Training of community organisers in India
In September GAATW-IS staff visited several organisations in the states of Jharkhand, Odisha, and Chhattisgarh in India to learn about the work they are doing as part of the ILO Work in Freedom (WiF) Project and to determine how best we can support them.
The organisations we visited focus on enhancing the capacity of community mobilisers, connecting women and adolescent girls with livelihood programmes in order to reduce distress migration, as well as unionising women in order to strengthen their awareness and negotiating ability. We conducted a training for community mobilisers so they can lead community-level meetings with the target group to provide them with information about safe migration and ensure support for girls and women who migrate, both in the origin and in the destination state.
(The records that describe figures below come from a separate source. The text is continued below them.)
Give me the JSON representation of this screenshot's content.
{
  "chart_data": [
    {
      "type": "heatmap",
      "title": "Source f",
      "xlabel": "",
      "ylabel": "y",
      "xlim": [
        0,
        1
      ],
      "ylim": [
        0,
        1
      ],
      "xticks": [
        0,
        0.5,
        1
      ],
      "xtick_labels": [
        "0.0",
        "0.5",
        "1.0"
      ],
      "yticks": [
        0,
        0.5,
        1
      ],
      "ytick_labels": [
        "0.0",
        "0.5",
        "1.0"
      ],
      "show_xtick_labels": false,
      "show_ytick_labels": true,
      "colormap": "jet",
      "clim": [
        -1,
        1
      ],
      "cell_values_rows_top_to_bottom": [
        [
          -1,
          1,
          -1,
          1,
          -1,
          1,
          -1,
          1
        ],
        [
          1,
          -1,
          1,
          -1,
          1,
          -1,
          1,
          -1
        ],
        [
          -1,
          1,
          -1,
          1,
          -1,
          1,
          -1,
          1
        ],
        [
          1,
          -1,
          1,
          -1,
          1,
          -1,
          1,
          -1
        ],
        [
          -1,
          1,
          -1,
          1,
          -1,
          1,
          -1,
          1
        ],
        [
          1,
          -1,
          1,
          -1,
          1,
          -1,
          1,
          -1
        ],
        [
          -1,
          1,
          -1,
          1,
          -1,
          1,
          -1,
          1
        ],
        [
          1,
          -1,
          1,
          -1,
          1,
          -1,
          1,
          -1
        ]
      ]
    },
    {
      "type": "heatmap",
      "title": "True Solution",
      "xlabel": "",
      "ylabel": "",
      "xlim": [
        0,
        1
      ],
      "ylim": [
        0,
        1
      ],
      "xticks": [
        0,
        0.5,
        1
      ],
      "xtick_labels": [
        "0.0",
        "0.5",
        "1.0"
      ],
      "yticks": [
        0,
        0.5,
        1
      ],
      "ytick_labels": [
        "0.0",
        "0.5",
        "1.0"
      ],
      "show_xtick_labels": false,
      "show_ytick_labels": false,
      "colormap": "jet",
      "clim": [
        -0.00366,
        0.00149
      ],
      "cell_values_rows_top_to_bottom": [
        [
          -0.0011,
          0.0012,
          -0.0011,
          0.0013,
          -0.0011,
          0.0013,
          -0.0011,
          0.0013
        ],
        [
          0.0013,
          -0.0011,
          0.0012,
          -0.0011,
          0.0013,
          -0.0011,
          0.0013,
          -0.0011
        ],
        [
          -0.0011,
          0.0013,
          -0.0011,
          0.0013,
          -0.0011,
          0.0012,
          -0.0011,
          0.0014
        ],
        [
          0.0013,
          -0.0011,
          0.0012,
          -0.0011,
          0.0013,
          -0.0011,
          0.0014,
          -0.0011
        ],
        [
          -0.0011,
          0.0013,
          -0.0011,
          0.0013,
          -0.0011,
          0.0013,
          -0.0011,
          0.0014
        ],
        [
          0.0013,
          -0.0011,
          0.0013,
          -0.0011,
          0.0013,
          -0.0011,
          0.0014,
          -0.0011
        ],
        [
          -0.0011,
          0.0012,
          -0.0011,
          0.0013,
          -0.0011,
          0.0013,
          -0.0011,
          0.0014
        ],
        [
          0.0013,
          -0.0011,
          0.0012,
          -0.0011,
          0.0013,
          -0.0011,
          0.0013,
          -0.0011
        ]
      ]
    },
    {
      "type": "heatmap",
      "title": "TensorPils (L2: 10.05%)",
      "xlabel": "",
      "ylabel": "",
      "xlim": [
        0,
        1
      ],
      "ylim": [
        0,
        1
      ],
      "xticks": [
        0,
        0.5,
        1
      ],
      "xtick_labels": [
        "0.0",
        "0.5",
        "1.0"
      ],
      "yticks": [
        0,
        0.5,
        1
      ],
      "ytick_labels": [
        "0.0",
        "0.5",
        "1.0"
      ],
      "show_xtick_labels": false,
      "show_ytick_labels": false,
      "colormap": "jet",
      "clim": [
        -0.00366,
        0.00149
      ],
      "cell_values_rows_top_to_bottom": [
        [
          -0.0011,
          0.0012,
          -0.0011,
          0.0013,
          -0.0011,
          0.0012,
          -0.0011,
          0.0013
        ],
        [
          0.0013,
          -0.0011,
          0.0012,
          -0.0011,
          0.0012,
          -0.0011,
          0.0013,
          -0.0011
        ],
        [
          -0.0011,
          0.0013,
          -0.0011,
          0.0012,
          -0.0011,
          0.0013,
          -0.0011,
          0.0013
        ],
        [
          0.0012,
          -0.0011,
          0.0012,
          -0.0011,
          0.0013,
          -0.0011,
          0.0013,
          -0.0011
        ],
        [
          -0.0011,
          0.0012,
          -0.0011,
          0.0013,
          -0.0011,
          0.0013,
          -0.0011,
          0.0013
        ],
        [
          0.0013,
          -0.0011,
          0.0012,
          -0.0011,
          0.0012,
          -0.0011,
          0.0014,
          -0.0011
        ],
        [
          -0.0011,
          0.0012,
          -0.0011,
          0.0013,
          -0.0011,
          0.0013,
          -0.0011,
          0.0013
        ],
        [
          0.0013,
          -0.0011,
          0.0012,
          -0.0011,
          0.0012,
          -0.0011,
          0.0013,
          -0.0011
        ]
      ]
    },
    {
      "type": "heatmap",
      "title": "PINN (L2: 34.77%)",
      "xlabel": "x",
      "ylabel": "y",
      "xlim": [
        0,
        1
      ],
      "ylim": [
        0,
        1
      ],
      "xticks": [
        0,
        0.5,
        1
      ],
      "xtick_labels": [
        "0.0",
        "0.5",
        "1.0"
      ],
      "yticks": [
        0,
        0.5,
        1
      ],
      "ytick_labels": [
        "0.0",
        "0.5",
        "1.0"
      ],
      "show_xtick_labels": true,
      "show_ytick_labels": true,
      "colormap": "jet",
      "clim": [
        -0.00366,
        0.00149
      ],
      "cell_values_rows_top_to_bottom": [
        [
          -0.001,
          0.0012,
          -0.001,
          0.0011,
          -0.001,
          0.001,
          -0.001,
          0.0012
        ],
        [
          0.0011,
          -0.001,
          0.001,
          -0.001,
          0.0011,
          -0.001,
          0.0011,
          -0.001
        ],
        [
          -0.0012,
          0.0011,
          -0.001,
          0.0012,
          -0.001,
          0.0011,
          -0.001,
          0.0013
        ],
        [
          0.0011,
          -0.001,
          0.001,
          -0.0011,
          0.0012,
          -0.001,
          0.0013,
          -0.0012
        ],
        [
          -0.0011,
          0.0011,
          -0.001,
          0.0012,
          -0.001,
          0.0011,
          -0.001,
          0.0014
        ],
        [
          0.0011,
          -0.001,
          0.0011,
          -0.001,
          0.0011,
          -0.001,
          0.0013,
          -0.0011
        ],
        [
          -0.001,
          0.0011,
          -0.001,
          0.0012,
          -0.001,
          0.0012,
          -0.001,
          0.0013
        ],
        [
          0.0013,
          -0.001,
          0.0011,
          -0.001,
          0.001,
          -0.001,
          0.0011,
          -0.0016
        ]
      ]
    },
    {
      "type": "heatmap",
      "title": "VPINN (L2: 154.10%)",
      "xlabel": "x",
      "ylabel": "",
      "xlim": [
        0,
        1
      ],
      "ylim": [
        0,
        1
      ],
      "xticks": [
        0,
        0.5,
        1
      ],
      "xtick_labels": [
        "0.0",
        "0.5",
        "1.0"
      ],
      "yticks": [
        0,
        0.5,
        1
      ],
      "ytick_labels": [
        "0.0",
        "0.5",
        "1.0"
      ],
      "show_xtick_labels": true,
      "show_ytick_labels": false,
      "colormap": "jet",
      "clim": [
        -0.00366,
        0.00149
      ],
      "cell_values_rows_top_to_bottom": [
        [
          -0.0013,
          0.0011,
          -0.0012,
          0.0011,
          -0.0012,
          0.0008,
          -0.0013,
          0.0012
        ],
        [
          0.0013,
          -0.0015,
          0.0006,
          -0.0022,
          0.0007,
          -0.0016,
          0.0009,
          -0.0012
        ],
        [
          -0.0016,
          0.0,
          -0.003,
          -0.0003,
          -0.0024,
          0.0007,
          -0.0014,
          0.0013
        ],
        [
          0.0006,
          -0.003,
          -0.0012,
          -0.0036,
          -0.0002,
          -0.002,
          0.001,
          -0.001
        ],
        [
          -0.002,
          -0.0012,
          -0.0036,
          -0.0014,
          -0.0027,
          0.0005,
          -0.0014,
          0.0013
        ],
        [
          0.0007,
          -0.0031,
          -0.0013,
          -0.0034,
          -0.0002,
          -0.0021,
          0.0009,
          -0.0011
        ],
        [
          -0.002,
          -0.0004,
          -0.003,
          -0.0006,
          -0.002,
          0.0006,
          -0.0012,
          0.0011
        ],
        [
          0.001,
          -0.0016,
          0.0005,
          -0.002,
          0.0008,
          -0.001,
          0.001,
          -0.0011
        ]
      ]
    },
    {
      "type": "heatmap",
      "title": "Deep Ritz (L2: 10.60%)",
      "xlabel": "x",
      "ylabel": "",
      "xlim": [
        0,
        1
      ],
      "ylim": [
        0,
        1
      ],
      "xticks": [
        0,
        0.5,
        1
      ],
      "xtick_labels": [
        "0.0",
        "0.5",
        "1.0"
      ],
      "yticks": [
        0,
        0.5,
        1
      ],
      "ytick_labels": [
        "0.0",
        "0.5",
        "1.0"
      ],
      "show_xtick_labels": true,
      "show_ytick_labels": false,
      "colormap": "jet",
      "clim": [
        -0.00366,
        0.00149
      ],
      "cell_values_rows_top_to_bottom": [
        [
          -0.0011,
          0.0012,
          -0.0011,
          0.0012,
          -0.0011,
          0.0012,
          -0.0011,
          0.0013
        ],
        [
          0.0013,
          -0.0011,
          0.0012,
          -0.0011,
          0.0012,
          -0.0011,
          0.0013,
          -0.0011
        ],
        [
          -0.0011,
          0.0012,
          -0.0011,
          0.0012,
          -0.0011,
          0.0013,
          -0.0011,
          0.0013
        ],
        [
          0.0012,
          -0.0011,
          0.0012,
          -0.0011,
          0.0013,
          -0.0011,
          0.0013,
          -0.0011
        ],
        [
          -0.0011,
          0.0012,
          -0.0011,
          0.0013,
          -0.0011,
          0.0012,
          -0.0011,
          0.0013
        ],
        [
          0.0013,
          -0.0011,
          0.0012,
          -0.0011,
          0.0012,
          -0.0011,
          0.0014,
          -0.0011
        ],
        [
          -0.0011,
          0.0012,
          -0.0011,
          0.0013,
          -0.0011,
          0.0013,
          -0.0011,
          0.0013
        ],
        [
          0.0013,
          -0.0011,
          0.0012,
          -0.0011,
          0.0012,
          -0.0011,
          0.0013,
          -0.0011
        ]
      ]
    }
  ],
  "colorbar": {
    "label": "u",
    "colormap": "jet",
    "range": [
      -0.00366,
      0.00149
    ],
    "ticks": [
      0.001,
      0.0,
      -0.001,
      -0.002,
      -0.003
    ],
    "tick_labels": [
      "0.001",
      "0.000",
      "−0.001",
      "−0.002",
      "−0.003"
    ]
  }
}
The goal is that women from villages are empowered and become leaders so that they become self-reliant and are not dependent on NGOs for support. The community mobilizers are seen by all organizations as the frontline workers. These organizations try to work with the Government to implement change, where they attempt to liasion with state rural livelihood missions and skill development missions to link families with income generation scheme, and skill building opportunities.
In Odisha, we met NGOs that are focused on unionising potential migrant women. In Cuttack, there is an active and vocal union of 1225 domestic workers and 60 construction workers who have been successful in understanding their rights and battling for them like non-payment of wages, being ill-treated, etc. In Kandhamal, we met another union of potential migrants who have been in the union for a year but do not yet consider it an important voice and do not yet understand the implications of being unionised. Nevertheless, this reiterated for us the beneficial impact of unionisation as in Cuttack women clearly understood their rights and were able to articulate their need of being respect for their work, adequate wages, and worker benefits like pension and education for their children.
This visit has enabled us to explore how we can play a greater role in both capacity building and furthering the advocacy agenda of Work in Freedom’s partner organisations as well as learn about the socio-political and economic structure in the three states in the context of safe migration and trafficking.